Analisis Puisi:
Puisi adalah tubuh spiritual yang tak hanya bisa dibaca dengan mata, tetapi juga dengan hati dan napas yang dalam. Dimas Arika Mihardja, seorang penyair dengan kepekaan metaforis yang luar biasa, melalui puisinya “Biarkan Aku Menulis Puisi, Senggama” menyuguhkan ruang tafsir yang erotis sekaligus spiritual, jasmani sekaligus ruhani. Di balik diksi “senggama” yang menggelitik nalar, tersimpan pelajaran cinta yang tak biasa—dan justru karena itulah puisi ini menohok, membekas, dan menggugah.
Puisi ini bercerita tentang hubungan antara penciptaan puisi dengan pengalaman cinta dan penyatuan jiwa. Penyair menggunakan diksi “senggama” bukan sekadar sebagai simbol hubungan fisik, melainkan sebagai metafora penyatuan total antara aku dan kamu, antara jiwa dan kata, antara cinta dan cipta. Senggama, dalam konteks ini, adalah sebuah proses spiritual dan kreatif yang melibatkan rasa, tubuh, pikiran, dan iman.
Tema dalam Puisi
Tema utama dalam puisi ini adalah cinta dan penciptaan puisi sebagai bentuk penyatuan spiritual. Senggama, yang secara harfiah merujuk pada hubungan fisik, ditarik oleh penyair menjadi simbol pertemuan ruhani antara dua insan, antara penyair dan puisinya, antara cinta dan Tuhan. Tema ini menyelusup ke dalam pencarian makna puisi yang lebih dalam: puisi bukan sekadar kata-kata, melainkan penghayatan akan cinta, kehidupan, dan keberadaan itu sendiri.
Makna Tersirat
Makna tersirat dari puisi ini menyiratkan bahwa menulis puisi adalah tindakan mencintai secara total. Ketika seseorang menulis puisi, ia seperti sedang menyatu—bergumul dengan emosi, pengalaman, dan ingatan yang mendalam. Maka, penciptaan puisi bukanlah tindakan sepele atau sekadar teknis, melainkan proses intim yang menyerupai senggama spiritual, di mana seluruh keberadaan diserap untuk mencipta sesuatu yang abadi: puisi.

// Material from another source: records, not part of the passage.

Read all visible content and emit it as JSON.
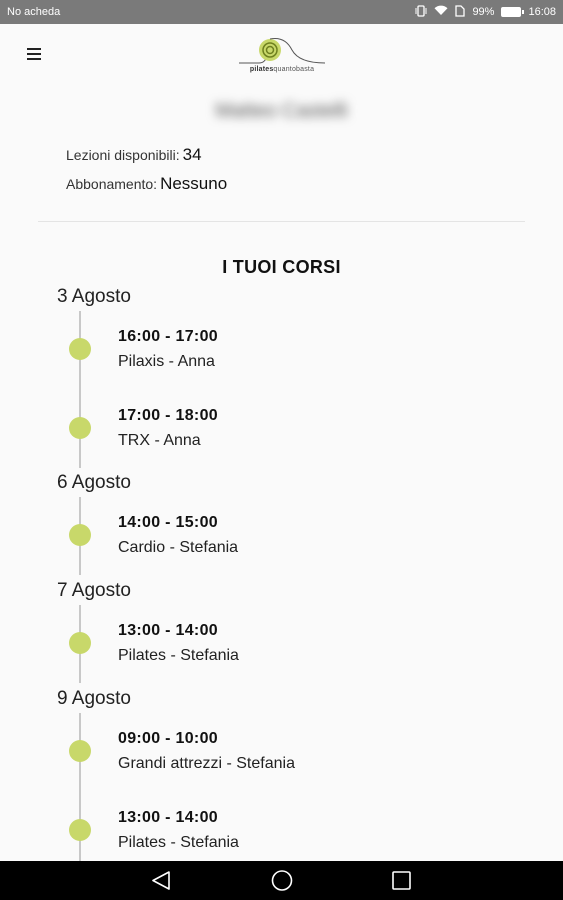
{
  "status_bar": {
    "carrier": "No acheda",
    "battery_percent": "99%",
    "time": "16:08",
    "icons": [
      "vibrate-icon",
      "wifi-icon",
      "sim-icon",
      "battery-icon"
    ]
  },
  "app_bar": {
    "menu_icon": "hamburger-menu-icon",
    "logo_text_bold": "pilates",
    "logo_text_light": "quantobasta"
  },
  "profile": {
    "name": "Matteo Castelli",
    "lessons_label": "Lezioni disponibili:",
    "lessons_value": "34",
    "subscription_label": "Abbonamento:",
    "subscription_value": "Nessuno"
  },
  "courses": {
    "title": "I TUOI CORSI",
    "dot_color": "#c8d86a",
    "days": [
      {
        "date": "3 Agosto",
        "items": [
          {
            "time": "16:00 - 17:00",
            "course": "Pilaxis - Anna"
          },
          {
            "time": "17:00 - 18:00",
            "course": "TRX - Anna"
          }
        ]
      },
      {
        "date": "6 Agosto",
        "items": [
          {
            "time": "14:00 - 15:00",
            "course": "Cardio - Stefania"
          }
        ]
      },
      {
        "date": "7 Agosto",
        "items": [
          {
            "time": "13:00 - 14:00",
            "course": "Pilates - Stefania"
          }
        ]
      },
      {
        "date": "9 Agosto",
        "items": [
          {
            "time": "09:00 - 10:00",
            "course": "Grandi attrezzi - Stefania"
          },
          {
            "time": "13:00 - 14:00",
            "course": "Pilates - Stefania"
          }
        ]
      }
    ]
  },
  "nav_bar": {
    "buttons": [
      "back-icon",
      "home-icon",
      "recents-icon"
    ]
  }
}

Makna lainnya yang bisa dibaca secara tersirat adalah bahwa menulis puisi adalah bentuk ibadah, sebuah pengabdian kepada cinta dan kepada Tuhan yang hadir dalam bentuk keindahan, luka, dan keabadian.
Suasana dalam Puisi
Puisi ini menciptakan suasana yang intens, penuh gairah, namun tidak vulgar. Ia bukan sekadar sensual, tetapi justru penuh penghayatan, melodi sunyi, dan getar spiritual yang menjalar dari setiap metafora yang digunakan. Ada juga suasana keheningan menjelang fajar yang membawa nuansa mistik dan meditatif.
Imaji dalam Puisi
Puisi ini kaya dengan imaji yang sensual dan spiritual sekaligus, antara lain:
- “kertas adalah ranjang pergumulan” → imaji sensual yang menyimbolkan kertas sebagai tempat penciptaan, bukan dalam arti seksual, tetapi tempat “bergumul” dengan kata dan rasa.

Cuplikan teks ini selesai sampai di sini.